NASA may reuse a booster for the third time. The CRS-17 mission launched and arrived at the ISS after being delayed by an ISS power system failure that temporarily knocked out two of the station’s eight power channels. Among other payloads, CRS-17 successfully delivered the Orbiting Carbon Observatory-3 to be mounted on the outside of the ISS. CRS-18 is currently planned to reuse the same Falcon 9 booster, and NASA personnel stated this week that they have a “vested interest” in the possibility of using the booster a third time on CRS-19, which will be a first for the agency. This signals NASA’s increased confidence in the ability of boosters to be safely reflown multiple times.

More news in brief. NASA and the US DOJ reported that two satellite deployment failures, which cost the agency $700 million, were due to falsified testing reports by a contractor; Blue Origin's New Shepard rocket successfully performed a powered landing after releasing its suborbital capsule with 38 microgravity experimental payloads onboard—its eleventh launch to date; NASA also detailed a preliminary technical outline of how they could return astronauts to the moon by 2024 (this is very reminiscent of Bush’s Space Exploration Initiative); and Portugal has formed a space agency.

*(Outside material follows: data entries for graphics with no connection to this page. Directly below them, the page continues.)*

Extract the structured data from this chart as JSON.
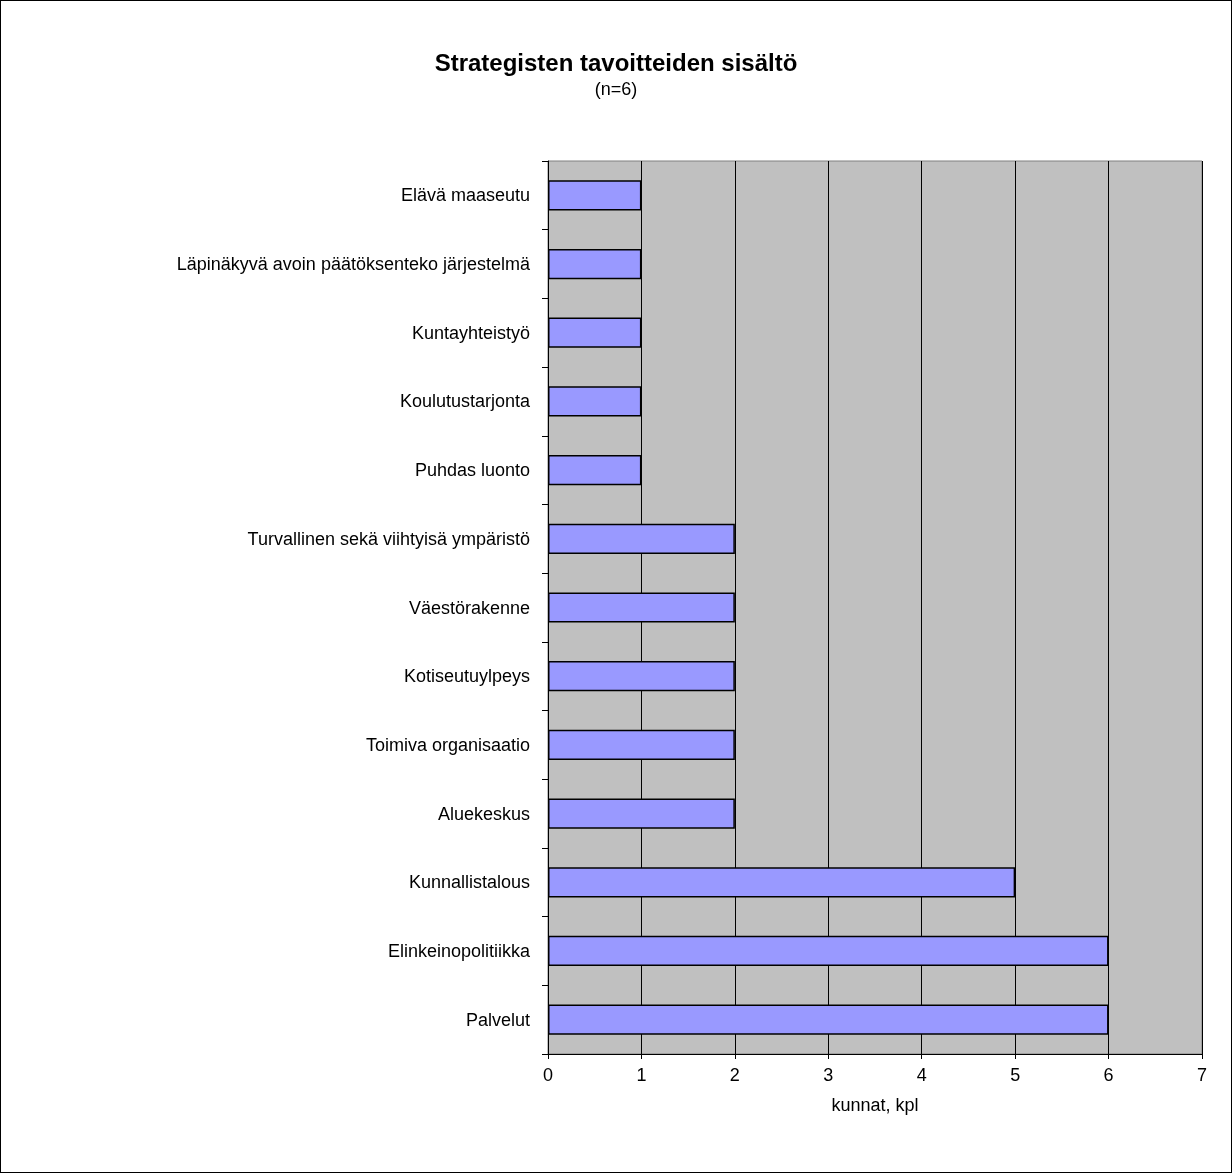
{
  "chart_data": {
    "type": "bar",
    "orientation": "horizontal",
    "title": "Strategisten tavoitteiden sisältö",
    "subtitle": "(n=6)",
    "xlabel": "kunnat, kpl",
    "categories": [
      "Elävä maaseutu",
      "Läpinäkyvä avoin päätöksenteko järjestelmä",
      "Kuntayhteistyö",
      "Koulutustarjonta",
      "Puhdas luonto",
      "Turvallinen sekä viihtyisä ympäristö",
      "Väestörakenne",
      "Kotiseutuylpeys",
      "Toimiva organisaatio",
      "Aluekeskus",
      "Kunnallistalous",
      "Elinkeinopolitiikka",
      "Palvelut"
    ],
    "values": [
      1,
      1,
      1,
      1,
      1,
      2,
      2,
      2,
      2,
      2,
      5,
      6,
      6
    ],
    "color": "#9999ff",
    "xlim": [
      0,
      7
    ],
    "xticks": [
      0,
      1,
      2,
      3,
      4,
      5,
      6,
      7
    ],
    "grid": "x"
  }
}
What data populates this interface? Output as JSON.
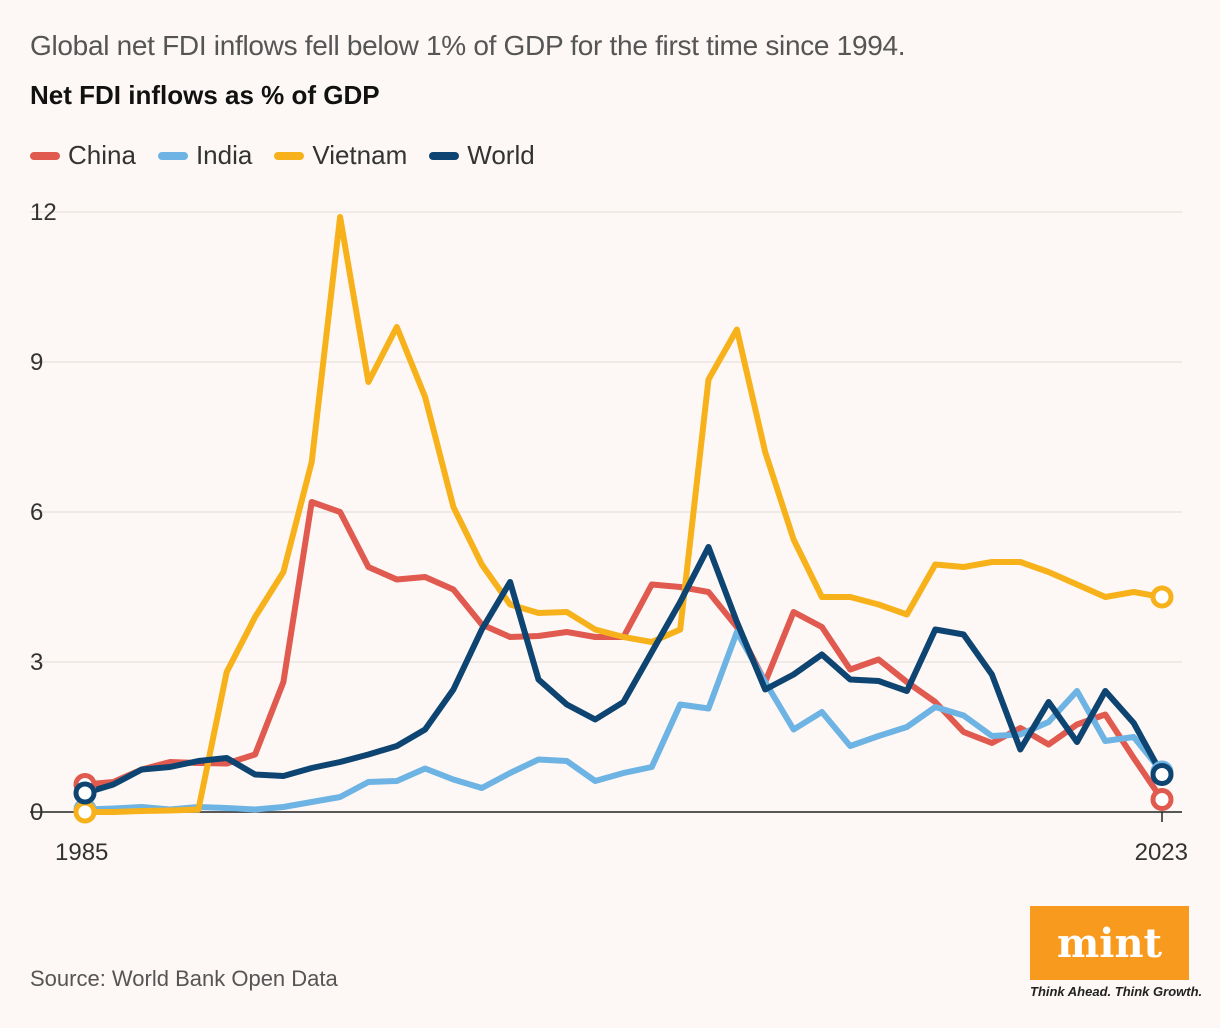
{
  "header": {
    "subtitle": "Global net FDI inflows fell below 1% of GDP for the first time since 1994.",
    "title": "Net FDI inflows as % of GDP"
  },
  "footer": {
    "source": "Source: World Bank Open Data",
    "logo_text": "mint",
    "tagline": "Think Ahead. Think Growth."
  },
  "chart_data": {
    "type": "line",
    "title": "Net FDI inflows as % of GDP",
    "xlabel": "",
    "ylabel": "",
    "x_start": 1985,
    "x_end": 2023,
    "x_tick_labels": [
      "1985",
      "2023"
    ],
    "y_ticks": [
      0,
      3,
      6,
      9,
      12
    ],
    "ylim": [
      0,
      12
    ],
    "grid": true,
    "legend_position": "top-left",
    "series": [
      {
        "name": "China",
        "color": "#e05a4f",
        "values": [
          0.55,
          0.6,
          0.85,
          1.0,
          0.98,
          0.97,
          1.15,
          2.6,
          6.2,
          6.0,
          4.9,
          4.65,
          4.7,
          4.45,
          3.75,
          3.5,
          3.52,
          3.6,
          3.5,
          3.5,
          4.55,
          4.5,
          4.4,
          3.7,
          2.6,
          4.0,
          3.7,
          2.85,
          3.05,
          2.6,
          2.2,
          1.6,
          1.38,
          1.68,
          1.35,
          1.75,
          1.95,
          1.08,
          0.25
        ]
      },
      {
        "name": "India",
        "color": "#6db3e3",
        "values": [
          0.05,
          0.07,
          0.1,
          0.05,
          0.1,
          0.08,
          0.05,
          0.1,
          0.2,
          0.3,
          0.6,
          0.62,
          0.87,
          0.65,
          0.48,
          0.78,
          1.05,
          1.02,
          0.62,
          0.78,
          0.9,
          2.15,
          2.07,
          3.6,
          2.6,
          1.65,
          2.0,
          1.32,
          1.52,
          1.7,
          2.1,
          1.93,
          1.52,
          1.55,
          1.8,
          2.42,
          1.42,
          1.5,
          0.8
        ]
      },
      {
        "name": "Vietnam",
        "color": "#f7b21b",
        "values": [
          0.0,
          0.0,
          0.02,
          0.03,
          0.05,
          2.8,
          3.9,
          4.8,
          7.0,
          11.9,
          8.6,
          9.7,
          8.3,
          6.1,
          4.95,
          4.15,
          3.98,
          4.0,
          3.65,
          3.5,
          3.4,
          3.65,
          8.65,
          9.65,
          7.2,
          5.45,
          4.3,
          4.3,
          4.15,
          3.95,
          4.95,
          4.9,
          5.0,
          5.0,
          4.8,
          4.55,
          4.3,
          4.4,
          4.3
        ]
      },
      {
        "name": "World",
        "color": "#0d4471",
        "values": [
          0.38,
          0.55,
          0.85,
          0.9,
          1.02,
          1.08,
          0.75,
          0.72,
          0.88,
          1.0,
          1.15,
          1.32,
          1.65,
          2.45,
          3.65,
          4.6,
          2.65,
          2.15,
          1.85,
          2.2,
          3.2,
          4.2,
          5.3,
          3.8,
          2.45,
          2.75,
          3.15,
          2.65,
          2.62,
          2.42,
          3.65,
          3.55,
          2.75,
          1.25,
          2.2,
          1.4,
          2.42,
          1.78,
          0.75
        ]
      }
    ]
  }
}
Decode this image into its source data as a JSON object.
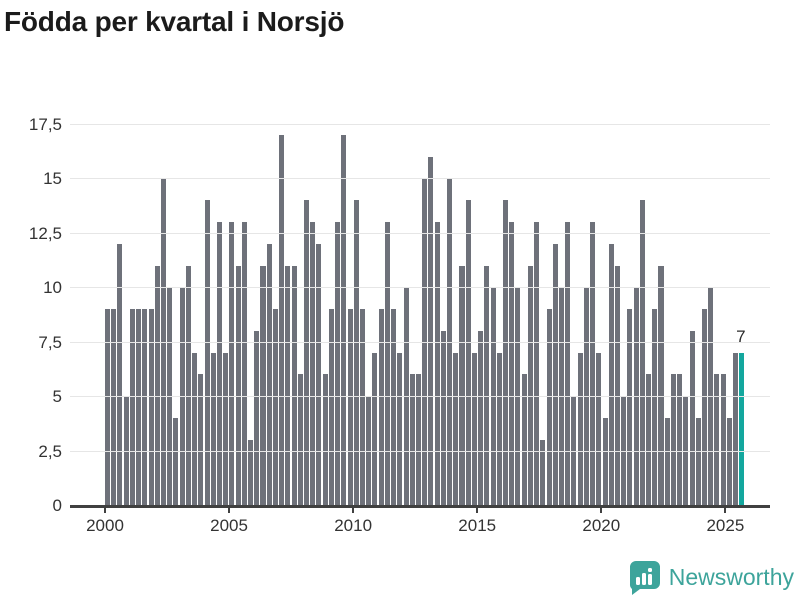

Papers. In the presence of a very strong magnetic field, such as a neutron star’s, the vacuum of space itself may become polarized, causing light to propagate more slowly than normal, and allowing high energy cosmic rays to emit Cherenkov radiation; Pluto’s nitrogen atmosphere will freeze and precipitate onto the planet’s surface by 2030 as Pluto moves into the colder part of its 248 year orbit; and analysis of Hayabusa’s data from Itokawa indicate that asteroids like Itokawa that formed inside the snow line could still have provided up to half of Earth’s water.

Etc.

A tiny piece of the  Hubble Legacy Field. 
The full image, containing 265,000 galaxies, was released last week and composites 16 years of Hubble imaging.
(We recommend downloading the 672MB version and zooming waaaaaaay in.)